Et, le jour intimé, les Indiens s’exécutent : munis de casseroles ou de conques religieuses, des millions sortent sur leurs balcons pour faire résonner leur enthousiasme et obédience à l’unisson. Certains, zélés, dépassent même les instructions et descendent dans la rue, se rassemblent en groupes pour mener des mini-processions bruyantes. Ci-gît la précieuse distance sociale. Baissez le rideau.

Marketing et croyances ancestrales

Ainsi s’est déroulé l’acte I de la mise en scène du confinement, par Narendra Modi. Car le Premier ministre indien est un communicant hors pair, un professionnel de l’évènementiel politique à l’ère du numérique. Et après le son, il va offrir la lumière. Deux semaines après ce premier discours, alors que les Indiens, amateurs des grandes foules, ont déjà goûté à près de dix jours d’un cruel isolement, Narendra Modi annonce l’acte II du confinement : le 3 avril, la population est cette fois priée d’allumer des bougies, pendant neuf minutes, à 9 heures du soir. Encore une fois, la proposition semble sortie d’un manuel de marketing, facile à retenir grâce à ce chiffre qui se répète. Et pas n’importe quel chiffre : le 9 est l’un des plus propices pour les hindous et il est surexploité à cette occasion, car ce discours a été diffusé à 9 heures du matin, après neuf jours de confinement, et demande aux Indiens d’agir le 5 avril (5/4) !
A LIRE AUSSI

Le message a également une résonance culturelle, voire religieuse : l’illumination de bougies fait référence à la fête hindoue de Diwali, célébration des lumières qui a lieu en automne et dont l’objectif symbolique est de lutter contre l’arrivée des ténèbres de l’hiver. Narendra Modi convoque donc avec brio les croyances ancestrales des Indiens et la religiosité profonde de ce peuple. Cela permet déjà de mettre du baume au cœur à cette population si sociale, qui peut ainsi «se rassembler» à distance pendant quelques instants dans de mêmes gestes.

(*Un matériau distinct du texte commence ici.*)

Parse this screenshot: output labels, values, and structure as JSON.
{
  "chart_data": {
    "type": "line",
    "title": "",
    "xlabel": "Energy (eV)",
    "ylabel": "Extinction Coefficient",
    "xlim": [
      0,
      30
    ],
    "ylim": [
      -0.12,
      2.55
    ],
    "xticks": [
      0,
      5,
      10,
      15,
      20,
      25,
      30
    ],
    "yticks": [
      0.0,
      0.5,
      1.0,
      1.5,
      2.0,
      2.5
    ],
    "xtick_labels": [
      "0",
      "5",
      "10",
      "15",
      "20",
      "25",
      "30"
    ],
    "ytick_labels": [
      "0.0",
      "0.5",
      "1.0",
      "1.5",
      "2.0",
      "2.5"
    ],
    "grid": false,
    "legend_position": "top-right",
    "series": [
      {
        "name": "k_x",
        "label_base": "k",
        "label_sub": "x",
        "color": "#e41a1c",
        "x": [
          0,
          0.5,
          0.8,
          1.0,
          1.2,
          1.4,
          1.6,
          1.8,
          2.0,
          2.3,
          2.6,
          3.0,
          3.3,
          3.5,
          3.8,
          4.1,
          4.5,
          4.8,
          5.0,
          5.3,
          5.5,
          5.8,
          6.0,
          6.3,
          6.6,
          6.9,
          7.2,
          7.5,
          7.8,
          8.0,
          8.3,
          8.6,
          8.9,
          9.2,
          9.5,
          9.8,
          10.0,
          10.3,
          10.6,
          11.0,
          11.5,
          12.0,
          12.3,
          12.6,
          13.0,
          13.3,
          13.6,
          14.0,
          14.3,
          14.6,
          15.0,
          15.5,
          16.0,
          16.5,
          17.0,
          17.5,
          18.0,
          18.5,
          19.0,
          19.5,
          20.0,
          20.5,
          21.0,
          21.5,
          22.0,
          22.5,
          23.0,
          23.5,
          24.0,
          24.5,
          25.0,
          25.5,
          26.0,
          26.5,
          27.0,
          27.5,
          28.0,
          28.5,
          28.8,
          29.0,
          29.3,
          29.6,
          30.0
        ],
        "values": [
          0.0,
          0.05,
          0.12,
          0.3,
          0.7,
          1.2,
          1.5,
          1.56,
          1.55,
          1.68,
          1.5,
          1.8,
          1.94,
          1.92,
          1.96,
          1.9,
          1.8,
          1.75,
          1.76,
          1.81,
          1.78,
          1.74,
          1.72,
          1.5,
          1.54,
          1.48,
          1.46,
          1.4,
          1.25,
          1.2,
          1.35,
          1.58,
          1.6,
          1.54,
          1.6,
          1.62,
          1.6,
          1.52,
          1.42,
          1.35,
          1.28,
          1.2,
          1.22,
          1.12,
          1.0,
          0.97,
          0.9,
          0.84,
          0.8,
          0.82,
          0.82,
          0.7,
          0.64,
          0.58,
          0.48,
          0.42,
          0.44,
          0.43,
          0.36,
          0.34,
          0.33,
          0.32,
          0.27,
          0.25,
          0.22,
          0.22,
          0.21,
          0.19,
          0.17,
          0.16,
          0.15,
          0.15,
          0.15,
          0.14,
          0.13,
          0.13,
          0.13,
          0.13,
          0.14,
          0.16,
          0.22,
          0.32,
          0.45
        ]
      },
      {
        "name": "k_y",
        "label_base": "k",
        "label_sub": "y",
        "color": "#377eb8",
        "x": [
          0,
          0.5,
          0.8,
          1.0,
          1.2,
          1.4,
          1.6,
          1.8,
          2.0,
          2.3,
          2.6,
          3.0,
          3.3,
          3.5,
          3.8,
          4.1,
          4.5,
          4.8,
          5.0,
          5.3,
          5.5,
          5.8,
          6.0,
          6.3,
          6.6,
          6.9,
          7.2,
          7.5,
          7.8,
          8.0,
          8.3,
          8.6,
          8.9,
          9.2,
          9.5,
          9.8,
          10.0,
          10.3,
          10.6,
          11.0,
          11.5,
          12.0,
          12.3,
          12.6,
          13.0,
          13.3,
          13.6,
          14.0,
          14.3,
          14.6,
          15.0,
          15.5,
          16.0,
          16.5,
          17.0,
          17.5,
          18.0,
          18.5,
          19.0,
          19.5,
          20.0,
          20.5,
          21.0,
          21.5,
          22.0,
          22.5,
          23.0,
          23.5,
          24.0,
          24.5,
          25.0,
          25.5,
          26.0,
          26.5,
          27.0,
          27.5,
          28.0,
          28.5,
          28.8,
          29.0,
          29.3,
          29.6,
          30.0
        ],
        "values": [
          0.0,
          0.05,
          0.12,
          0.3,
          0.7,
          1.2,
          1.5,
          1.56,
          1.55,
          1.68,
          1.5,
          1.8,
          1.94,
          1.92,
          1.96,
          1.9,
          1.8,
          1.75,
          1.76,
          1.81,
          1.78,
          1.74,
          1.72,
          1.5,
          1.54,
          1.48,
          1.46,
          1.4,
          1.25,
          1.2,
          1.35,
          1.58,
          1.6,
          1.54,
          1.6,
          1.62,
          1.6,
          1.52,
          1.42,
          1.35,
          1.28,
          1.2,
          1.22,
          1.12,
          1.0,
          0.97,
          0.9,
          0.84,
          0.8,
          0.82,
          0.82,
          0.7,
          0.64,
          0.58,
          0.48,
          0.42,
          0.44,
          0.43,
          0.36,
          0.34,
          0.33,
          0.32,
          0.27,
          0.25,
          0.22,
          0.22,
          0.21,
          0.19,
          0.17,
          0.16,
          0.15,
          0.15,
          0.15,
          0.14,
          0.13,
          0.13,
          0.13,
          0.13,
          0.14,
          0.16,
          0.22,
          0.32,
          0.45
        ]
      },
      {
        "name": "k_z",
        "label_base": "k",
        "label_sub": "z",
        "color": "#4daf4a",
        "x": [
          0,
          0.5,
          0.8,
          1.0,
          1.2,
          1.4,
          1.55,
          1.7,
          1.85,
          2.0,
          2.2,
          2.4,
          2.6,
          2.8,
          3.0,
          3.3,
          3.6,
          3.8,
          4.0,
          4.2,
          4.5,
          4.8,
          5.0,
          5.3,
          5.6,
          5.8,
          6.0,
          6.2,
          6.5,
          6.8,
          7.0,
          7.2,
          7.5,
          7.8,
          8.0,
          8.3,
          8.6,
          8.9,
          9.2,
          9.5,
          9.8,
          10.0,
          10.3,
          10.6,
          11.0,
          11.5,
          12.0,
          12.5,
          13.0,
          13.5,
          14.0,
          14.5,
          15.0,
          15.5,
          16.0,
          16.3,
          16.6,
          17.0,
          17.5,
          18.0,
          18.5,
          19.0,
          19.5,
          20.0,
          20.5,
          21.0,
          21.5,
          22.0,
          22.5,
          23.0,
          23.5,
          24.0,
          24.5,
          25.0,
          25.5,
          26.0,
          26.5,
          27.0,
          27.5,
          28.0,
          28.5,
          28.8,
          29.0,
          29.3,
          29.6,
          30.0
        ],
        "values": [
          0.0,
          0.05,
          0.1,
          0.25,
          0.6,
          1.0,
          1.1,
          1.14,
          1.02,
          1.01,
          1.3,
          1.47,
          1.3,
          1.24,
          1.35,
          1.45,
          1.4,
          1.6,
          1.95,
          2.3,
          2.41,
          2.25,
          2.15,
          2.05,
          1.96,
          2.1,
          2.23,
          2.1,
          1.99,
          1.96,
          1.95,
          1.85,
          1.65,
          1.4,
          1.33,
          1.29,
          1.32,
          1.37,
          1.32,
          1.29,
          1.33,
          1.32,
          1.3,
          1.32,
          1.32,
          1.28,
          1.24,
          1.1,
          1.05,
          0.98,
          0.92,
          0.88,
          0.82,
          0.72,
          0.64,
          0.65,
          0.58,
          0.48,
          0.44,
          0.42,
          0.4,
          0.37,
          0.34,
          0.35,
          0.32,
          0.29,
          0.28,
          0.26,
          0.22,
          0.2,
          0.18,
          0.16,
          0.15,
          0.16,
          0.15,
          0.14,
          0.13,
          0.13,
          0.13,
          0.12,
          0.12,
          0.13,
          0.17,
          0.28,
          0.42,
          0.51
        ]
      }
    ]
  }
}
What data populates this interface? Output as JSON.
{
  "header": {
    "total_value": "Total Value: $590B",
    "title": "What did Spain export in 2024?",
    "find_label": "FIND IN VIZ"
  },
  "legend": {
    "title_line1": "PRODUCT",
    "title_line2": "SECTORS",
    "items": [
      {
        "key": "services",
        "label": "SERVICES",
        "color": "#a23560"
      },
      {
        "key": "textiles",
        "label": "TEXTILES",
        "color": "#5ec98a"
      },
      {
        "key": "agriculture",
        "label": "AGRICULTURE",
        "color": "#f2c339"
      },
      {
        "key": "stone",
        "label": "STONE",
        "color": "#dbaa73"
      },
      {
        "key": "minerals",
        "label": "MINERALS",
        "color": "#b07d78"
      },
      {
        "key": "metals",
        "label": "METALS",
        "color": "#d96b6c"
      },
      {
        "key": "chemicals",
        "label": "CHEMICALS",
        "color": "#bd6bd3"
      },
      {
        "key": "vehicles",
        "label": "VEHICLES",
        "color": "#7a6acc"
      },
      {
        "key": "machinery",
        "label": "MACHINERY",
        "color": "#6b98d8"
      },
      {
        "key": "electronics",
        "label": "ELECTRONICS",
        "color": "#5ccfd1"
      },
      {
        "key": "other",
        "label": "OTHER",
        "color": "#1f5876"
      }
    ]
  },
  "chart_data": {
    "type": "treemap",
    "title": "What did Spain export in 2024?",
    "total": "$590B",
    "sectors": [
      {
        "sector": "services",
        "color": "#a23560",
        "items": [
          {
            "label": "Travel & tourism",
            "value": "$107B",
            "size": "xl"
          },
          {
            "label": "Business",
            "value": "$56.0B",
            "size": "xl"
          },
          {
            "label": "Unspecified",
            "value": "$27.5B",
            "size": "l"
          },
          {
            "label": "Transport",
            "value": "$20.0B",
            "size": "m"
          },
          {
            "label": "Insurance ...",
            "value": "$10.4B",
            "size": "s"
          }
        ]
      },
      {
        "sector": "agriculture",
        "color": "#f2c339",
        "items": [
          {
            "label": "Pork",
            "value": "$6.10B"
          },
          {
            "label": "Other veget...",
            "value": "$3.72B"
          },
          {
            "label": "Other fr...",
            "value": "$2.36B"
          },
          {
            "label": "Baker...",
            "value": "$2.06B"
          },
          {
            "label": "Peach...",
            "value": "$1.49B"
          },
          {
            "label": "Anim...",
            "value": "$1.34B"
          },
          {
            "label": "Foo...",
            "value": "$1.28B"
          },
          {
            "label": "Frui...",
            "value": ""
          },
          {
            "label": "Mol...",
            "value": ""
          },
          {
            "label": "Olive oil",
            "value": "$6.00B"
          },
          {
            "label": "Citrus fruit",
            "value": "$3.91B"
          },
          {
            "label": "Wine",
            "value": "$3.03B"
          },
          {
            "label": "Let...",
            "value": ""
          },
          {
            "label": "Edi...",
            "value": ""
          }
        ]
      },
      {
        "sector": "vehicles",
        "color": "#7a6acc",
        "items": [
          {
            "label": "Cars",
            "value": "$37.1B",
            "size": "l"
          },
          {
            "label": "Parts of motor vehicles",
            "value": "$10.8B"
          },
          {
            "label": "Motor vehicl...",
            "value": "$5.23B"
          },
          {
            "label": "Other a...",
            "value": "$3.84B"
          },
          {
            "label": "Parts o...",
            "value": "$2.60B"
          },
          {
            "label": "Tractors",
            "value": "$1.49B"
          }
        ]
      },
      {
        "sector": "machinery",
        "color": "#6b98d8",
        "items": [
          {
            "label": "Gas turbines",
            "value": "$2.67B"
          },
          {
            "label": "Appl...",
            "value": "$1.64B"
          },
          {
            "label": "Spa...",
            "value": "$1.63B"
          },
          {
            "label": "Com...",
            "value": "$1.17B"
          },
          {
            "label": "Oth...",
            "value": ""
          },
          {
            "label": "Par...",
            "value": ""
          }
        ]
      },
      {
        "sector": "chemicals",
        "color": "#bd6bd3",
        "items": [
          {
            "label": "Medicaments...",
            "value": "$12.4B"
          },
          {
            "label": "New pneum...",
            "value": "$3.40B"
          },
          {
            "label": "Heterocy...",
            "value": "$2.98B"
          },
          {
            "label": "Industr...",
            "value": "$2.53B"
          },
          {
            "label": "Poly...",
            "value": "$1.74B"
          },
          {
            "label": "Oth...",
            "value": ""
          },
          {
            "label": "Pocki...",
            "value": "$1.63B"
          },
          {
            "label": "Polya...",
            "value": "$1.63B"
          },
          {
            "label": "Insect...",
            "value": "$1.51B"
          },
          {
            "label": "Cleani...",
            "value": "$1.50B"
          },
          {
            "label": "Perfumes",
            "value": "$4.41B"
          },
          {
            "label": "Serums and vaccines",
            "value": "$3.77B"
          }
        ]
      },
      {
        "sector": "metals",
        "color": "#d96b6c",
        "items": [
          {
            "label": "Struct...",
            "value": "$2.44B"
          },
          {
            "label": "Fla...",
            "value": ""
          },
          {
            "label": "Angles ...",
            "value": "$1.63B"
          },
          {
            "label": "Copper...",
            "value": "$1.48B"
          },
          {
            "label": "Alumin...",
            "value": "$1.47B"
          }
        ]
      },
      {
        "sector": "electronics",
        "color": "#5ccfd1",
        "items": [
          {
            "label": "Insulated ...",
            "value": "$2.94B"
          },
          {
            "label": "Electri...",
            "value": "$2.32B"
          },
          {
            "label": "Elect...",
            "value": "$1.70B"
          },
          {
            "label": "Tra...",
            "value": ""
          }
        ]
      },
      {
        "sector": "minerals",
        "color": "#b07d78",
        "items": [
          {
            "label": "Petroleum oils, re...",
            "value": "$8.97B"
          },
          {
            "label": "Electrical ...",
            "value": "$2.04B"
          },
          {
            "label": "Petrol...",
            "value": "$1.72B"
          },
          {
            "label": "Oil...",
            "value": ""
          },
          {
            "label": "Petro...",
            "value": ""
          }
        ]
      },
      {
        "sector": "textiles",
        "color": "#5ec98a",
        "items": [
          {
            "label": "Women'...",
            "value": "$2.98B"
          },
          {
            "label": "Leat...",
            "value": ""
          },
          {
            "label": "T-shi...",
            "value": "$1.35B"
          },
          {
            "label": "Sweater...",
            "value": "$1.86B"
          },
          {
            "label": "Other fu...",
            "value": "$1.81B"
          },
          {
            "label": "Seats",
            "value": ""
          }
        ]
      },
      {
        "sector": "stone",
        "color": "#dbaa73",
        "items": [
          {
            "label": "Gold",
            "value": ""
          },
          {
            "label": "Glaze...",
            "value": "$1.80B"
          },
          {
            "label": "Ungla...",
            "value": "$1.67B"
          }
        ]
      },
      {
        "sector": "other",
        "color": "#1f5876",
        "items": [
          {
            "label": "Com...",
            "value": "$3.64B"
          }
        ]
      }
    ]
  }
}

Mais le Premier ministre est surtout un homme politique obsédé par le contrôle vertical de ses administrés et ainsi, au lieu de laisser se développer des gestes de solidarité naturelle comme en Italie ou en France, il vient dicter ces moments de spontanéité. Pour montrer qu’il reste aux commandes et se présenter, plus que jamais, comme le père bienveillant et omniscient du peuple indien.